When Is Debt Dangerous?
Debt assists a business until the business has trouble paying it off, either with new capital or with free cash flow. Part and parcel of capitalism is the process of 'creative destruction' where failed businesses are mercilessly liquidated by their bankers. However, a more frequent (but still costly) occurrence is where a company must issue shares at bargain-basement prices, permanently diluting shareholders, just to shore up its balance sheet. By replacing dilution, though, debt can be an extremely good tool for businesses that need capital to invest in growth at high rates of return. When we think about a company's use of debt, we first look at cash and debt together.

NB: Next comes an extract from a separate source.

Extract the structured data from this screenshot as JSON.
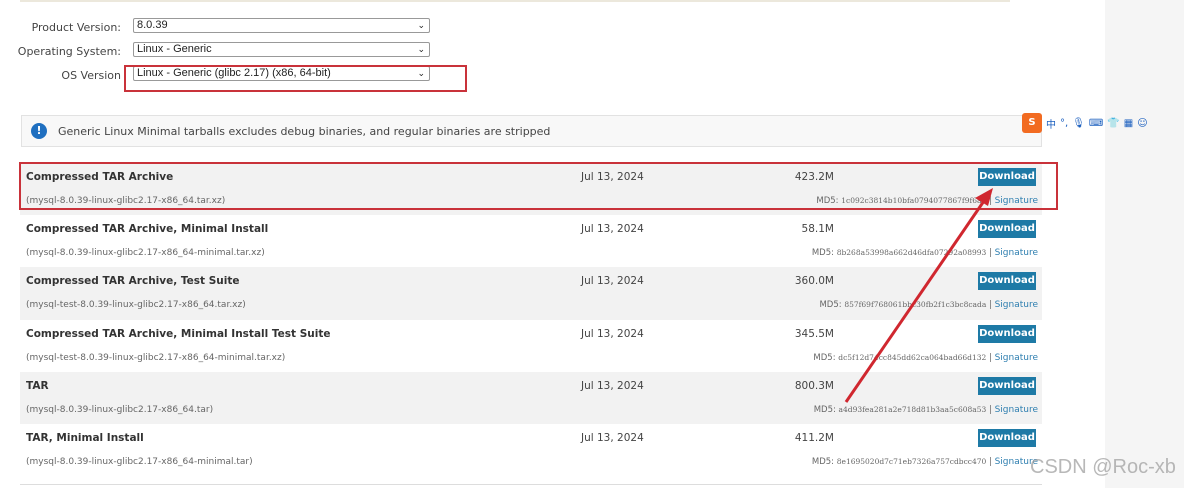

Check out our latest analysis for MGE Energy
What Is MGE Energy's Debt?
The image below, which you can click on for greater detail, shows that at September 2022 MGE Energy had debt of US$655.8m, up from US$620.2m in one year. And it doesn't have much cash, so its net debt is about the same.
A Look At MGE Energy's Liabilities
Zooming in on the latest balance sheet data, we can see that MGE Energy had liabilities of US$194.8m due within 12 months and liabilities of US$1.20b due beyond that. Offsetting these obligations, it had cash of US$10.6m as well as receivables valued at US$81.3m due within 12 months. So its liabilities total US$1.30b more than the combination of its cash and short-term receivables.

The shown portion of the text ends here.